Rb. Arnhem, 01-06-2005, nr. 121455/HAZA04-2357
ECLI:NL:RBARN:2005:AU0519
- Instantie
Rechtbank Arnhem
- Datum
01-06-2005
- Zaaknummer
121455/HAZA04-2357
- LJN
AU0519
- Vakgebied(en)
Burgerlijk procesrecht (V)
Verbintenissenrecht / Overeenkomst
- Brondocumenten en formele relaties
ECLI:NL:RBARN:2005:AU0519, Uitspraak, Rechtbank Arnhem, 01‑06‑2005; (Eerste aanleg - enkelvoudig)
- Vindplaatsen
Uitspraak 01‑06‑2005
Inhoudsindicatie
Vordering tot vernietiging van een bindend advies. Gelet op artikel 7:900 lid 2 BW moet de beslissing van de commissie worden aangemerkt als een beslissing als bedoeld in artikel 7:904 BW. Uit het eerste lid van die bepaling volgt dat de beslissing van de commissie (slechts) vernietigbaar is indien gebondenheid van De Waal daaraan in verband met de inhoud of wijze van totstandkoming daarvan in de gegeven omstandigheden naar maatstaven van redelijkheid en billijkheid onaanvaardbaar zou zijn. Daarbij geldt dat enkel ernstige gebreken in de beslissing daartoe aanleiding kunnen vormen (vergelijk HR 12 september 1997, NJ 1998, 382).
Partij(en)
Rechtbank Arnhem
Sector civiel recht
Zaak-/rolnummer: 121455 / HA ZA 04-2357
Datum vonnis: 1 juni 2005
Vonnis
in de zaak van
de besloten vennootschap met beperkte aansprakelijkheid
DE WAAL AUTOGROEP BV,
gevestigd te Culemborg,
eiseres,
procureur mr. J.L.J.J. Nelissen,
tegen
[gedaagde],
wonende te [woonplaats],
gedaagde,
procureur mr.

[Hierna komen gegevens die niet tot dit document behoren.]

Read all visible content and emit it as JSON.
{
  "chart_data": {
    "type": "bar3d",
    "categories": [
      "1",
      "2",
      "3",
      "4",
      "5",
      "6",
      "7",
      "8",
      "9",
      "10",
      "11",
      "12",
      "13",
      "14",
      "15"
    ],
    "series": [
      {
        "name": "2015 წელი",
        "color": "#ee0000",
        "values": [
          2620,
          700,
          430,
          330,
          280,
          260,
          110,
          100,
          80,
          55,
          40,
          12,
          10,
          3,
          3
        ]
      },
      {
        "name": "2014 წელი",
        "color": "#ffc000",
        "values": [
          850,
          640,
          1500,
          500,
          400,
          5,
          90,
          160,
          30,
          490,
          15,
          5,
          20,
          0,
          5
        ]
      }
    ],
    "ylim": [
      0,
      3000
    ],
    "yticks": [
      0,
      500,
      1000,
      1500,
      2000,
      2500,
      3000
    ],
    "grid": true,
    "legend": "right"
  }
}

W.T.J. Raaijmakers.
Partijen zullen hierna De Waal en [gedaagde] genoemd worden.
Het verloop van de procedure
Dit verloop blijkt uit:
- -
het tussenvonnis van 16 februari 2005
- -
het proces-verbaal van de comparitie van partijen.
Daarna is vonnis bepaald.
De vaststaande feiten
[gedaagde] heeft op 29 oktober 2002 van De Waal een auto gekocht, merk Volkswagen, type Bora 1.6 (verder: de auto). De auto is op of omstreeks 2 januari 2003 geleverd.
Tussen partijen is daarna een geschil gerezen over de vraag of de auto, voor wat betreft het trekken van de caravan van [gedaagde], de eigenschappen bezit die [gedaagde] ervan mocht verwachten. Dat geschil is voor-ge-legd aan de Geschillencommissie Voertuigen (verder: de commissie) op grond van de geschillenregeling in de algemene voorwaarden van de BOVAG.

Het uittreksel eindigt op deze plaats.